His wife, Sandra, on the other hand, has made a career out of working as an art and family therapist, according to Temple’s news release.

She has worked with families experiencing homelessness and those struggling with poverty, oppression and disenfranchisement.

The couple founded the Sheller Family Foundation in 2006 to “expand their commitment to improving lives,” Temple stated, and the foundation has since become a “vehicle to support institutions and programs that champion the causes of the underprivileged, underserved and marginalized; expose and remediate corrupt and unethical conduct; and effect significant, structural social change.”

“We talk a lot about freedoms that Americans have, and a lot of times, if you’re combatting poverty and oppression, you can’t really partake of those freedoms,” Sandra Sheller said in a statement. “So the whole idea is on a higher level to advocate for those people who don’t have a voice and maybe even empower them to advocate for themselves.”

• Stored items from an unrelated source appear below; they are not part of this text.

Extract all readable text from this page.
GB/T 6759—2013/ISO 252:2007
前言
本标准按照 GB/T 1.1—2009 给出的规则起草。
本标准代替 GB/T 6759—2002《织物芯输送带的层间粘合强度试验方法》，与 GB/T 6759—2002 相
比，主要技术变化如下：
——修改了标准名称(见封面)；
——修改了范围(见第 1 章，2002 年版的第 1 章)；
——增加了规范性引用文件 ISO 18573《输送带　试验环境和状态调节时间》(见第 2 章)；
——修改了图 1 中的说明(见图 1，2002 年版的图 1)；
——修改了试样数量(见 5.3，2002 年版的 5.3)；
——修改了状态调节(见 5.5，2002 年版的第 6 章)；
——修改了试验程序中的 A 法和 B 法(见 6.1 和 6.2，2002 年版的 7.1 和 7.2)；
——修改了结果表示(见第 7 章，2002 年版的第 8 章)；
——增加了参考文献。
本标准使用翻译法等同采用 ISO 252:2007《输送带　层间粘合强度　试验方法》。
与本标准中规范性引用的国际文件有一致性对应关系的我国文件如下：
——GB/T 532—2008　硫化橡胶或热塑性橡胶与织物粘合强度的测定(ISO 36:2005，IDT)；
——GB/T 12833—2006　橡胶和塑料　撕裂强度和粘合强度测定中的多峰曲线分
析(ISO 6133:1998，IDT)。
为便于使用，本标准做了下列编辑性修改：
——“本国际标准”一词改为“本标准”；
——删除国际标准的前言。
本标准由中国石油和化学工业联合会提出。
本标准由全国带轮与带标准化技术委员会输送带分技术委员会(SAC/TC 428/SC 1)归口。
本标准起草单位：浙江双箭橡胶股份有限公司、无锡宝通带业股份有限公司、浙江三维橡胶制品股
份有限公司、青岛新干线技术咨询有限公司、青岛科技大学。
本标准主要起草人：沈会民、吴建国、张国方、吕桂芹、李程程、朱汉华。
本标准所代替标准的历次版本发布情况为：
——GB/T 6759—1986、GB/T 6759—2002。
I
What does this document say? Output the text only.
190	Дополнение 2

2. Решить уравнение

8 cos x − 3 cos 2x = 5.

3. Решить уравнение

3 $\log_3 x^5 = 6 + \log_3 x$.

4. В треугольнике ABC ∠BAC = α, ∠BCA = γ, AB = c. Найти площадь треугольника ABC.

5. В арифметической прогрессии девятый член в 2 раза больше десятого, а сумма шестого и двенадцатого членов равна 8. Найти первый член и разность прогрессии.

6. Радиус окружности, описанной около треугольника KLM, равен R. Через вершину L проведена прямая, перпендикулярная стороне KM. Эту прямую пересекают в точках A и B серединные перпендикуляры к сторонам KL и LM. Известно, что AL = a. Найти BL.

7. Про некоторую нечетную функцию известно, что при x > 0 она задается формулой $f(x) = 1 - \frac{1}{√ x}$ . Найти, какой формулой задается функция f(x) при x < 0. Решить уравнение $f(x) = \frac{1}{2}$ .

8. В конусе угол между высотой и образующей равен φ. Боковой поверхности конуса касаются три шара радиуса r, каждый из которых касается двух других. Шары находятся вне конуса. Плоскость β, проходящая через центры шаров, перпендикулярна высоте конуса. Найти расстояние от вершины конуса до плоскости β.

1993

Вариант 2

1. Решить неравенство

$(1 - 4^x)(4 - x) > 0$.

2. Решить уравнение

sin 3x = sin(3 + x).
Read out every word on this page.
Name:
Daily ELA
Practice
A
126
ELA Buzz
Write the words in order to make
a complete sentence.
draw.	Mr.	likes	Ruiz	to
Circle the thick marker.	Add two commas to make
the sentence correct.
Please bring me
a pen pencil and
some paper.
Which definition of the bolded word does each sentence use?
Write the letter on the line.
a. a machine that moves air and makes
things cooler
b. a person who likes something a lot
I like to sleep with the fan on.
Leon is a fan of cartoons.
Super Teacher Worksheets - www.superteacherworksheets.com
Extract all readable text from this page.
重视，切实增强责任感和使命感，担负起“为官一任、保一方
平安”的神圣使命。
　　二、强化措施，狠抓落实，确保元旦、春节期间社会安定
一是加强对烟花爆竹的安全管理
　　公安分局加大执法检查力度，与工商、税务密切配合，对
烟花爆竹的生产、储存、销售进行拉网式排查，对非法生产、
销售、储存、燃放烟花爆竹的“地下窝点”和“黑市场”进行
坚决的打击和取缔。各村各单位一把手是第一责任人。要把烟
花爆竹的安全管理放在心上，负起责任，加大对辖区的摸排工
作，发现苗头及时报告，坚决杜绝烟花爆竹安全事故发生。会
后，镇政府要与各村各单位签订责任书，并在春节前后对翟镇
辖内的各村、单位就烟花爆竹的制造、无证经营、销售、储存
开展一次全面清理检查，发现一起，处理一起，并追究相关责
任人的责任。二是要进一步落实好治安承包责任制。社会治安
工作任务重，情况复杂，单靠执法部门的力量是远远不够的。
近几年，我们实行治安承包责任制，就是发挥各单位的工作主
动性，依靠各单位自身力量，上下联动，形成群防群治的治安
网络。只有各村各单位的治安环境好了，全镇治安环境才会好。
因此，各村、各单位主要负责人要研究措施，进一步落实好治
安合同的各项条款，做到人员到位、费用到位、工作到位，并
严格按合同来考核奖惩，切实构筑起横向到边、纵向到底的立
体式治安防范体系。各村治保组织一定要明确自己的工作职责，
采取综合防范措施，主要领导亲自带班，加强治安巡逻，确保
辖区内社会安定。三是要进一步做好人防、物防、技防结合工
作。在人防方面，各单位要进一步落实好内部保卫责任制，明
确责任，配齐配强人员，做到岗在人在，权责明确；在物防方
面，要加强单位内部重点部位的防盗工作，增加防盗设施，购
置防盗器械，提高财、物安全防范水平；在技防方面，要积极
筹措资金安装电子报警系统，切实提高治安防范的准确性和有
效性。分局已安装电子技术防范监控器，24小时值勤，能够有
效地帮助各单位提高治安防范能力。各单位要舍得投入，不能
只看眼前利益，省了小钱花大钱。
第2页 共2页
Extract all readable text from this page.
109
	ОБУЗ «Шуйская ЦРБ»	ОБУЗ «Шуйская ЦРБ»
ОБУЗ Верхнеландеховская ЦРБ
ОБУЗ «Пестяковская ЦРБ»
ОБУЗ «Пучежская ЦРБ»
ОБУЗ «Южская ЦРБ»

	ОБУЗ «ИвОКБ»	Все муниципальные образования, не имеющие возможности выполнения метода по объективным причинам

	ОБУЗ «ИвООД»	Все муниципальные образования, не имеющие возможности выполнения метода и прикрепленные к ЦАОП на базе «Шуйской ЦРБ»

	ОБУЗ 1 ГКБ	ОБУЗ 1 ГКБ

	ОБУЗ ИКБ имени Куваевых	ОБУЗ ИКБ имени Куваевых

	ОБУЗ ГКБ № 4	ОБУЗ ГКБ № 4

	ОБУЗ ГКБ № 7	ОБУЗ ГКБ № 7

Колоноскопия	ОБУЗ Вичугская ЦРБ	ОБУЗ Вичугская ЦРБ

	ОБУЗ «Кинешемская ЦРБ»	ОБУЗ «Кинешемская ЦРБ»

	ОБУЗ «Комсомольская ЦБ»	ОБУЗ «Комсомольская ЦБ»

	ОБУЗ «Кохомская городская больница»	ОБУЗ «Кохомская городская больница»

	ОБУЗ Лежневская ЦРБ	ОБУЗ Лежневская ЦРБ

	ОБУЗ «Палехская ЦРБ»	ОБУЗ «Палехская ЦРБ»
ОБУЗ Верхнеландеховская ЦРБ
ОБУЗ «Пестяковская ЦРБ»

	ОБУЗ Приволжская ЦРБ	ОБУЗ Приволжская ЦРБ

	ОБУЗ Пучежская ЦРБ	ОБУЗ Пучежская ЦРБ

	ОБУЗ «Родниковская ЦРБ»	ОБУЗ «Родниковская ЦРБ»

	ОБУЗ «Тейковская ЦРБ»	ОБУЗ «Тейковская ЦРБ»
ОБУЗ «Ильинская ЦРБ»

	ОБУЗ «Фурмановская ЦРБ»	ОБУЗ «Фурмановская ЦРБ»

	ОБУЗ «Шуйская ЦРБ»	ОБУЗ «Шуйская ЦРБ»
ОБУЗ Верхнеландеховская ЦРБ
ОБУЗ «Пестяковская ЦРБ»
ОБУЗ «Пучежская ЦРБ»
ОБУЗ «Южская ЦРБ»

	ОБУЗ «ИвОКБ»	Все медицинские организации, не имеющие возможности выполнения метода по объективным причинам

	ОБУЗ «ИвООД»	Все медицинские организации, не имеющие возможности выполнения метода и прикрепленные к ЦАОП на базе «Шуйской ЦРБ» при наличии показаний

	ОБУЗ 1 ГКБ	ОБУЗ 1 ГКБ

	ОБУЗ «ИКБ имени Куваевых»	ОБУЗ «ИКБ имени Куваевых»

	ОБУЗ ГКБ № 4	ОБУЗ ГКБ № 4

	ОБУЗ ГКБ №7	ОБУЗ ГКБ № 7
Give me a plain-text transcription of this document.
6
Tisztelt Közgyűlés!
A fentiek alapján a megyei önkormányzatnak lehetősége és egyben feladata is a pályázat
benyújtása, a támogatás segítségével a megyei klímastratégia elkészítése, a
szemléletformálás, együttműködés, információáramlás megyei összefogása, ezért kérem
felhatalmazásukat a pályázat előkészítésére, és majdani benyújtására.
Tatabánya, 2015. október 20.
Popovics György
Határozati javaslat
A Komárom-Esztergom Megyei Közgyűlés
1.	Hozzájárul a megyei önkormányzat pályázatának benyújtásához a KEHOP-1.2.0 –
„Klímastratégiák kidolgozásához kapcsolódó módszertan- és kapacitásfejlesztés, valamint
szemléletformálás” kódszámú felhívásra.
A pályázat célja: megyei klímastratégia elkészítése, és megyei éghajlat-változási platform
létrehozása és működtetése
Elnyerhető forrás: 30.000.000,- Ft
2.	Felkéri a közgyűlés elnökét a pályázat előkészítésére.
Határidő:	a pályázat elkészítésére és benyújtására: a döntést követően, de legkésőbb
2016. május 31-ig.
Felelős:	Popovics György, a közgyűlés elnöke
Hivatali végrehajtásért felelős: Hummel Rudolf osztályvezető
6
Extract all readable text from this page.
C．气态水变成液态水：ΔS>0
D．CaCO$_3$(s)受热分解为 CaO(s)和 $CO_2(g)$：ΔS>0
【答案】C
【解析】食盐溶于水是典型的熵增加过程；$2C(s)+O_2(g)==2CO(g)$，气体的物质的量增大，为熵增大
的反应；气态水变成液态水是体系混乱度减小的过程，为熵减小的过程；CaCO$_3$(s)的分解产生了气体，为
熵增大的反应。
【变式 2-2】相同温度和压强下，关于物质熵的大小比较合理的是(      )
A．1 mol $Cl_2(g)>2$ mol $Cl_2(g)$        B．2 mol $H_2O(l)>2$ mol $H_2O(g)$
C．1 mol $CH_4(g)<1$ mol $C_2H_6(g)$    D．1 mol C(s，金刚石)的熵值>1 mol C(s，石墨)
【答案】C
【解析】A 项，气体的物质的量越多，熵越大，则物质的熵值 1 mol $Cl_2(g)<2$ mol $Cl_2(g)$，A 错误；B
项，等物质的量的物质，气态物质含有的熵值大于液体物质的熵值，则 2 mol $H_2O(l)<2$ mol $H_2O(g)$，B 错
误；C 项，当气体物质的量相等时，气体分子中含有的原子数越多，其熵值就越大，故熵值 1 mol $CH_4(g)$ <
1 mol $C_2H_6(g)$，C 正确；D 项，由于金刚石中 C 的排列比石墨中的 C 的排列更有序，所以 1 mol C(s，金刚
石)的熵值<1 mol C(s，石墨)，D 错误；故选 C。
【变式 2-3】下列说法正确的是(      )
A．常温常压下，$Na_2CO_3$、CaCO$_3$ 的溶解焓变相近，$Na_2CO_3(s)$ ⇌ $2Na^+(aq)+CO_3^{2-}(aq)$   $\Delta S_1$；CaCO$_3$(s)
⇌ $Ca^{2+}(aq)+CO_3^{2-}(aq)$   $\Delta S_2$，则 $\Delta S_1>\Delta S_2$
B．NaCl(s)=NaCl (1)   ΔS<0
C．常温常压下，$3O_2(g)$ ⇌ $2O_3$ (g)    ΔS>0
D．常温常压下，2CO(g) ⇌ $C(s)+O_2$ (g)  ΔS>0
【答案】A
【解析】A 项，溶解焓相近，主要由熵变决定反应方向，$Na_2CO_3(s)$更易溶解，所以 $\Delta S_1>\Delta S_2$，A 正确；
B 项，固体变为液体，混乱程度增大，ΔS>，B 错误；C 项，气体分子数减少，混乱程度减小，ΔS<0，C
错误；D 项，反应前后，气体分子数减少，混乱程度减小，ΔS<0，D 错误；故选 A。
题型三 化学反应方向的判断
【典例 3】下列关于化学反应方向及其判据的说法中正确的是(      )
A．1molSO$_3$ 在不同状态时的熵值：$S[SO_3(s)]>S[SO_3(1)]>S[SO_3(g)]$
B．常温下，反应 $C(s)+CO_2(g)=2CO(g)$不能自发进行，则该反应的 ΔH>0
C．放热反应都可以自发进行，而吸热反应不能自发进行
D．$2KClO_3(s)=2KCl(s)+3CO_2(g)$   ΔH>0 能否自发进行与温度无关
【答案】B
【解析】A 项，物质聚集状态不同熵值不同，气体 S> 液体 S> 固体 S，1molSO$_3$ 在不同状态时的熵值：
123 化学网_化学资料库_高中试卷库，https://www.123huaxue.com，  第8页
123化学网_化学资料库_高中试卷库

Temple has stated that the new center, which will handle everything from civil liberties, environmental, consumer protection or disabilities rights issues, will also be a think tank where law students can work together with faculty and practicing attorneys to receive training in legal research, advocacy and policy development.

“I hope we will be a model for how a law school can both contribute to the education of their students and make meaningful change in the community,” Epps, the law school dean, said in a statement.

Recently, Sheller P.C. has been focusing on pharmaceutical mass tort litigation.

The firm’s website says it is also among the preeminent consumer and patient plaintiff and qui tam whistleblower law firms in the country, and for many decades has represented victims nationwide in litigation involving defective products, drugs and medical devices, medical malpractice, consumer fraud, unfair business practices, corporate wrongdoing and complex catastrophic personal injury cases.

A December 2012 profile story on Sheller in Philadelphia Life magazine said that the attorney is also known for his role in initiating the legal challenge over the “butterfly ballot” issues arising from the Bush v. Gore presidential election litigation back in 2000.

In that profile piece, Sheller told the magazine that he has always been drawn toward representing the “underdogs” in life.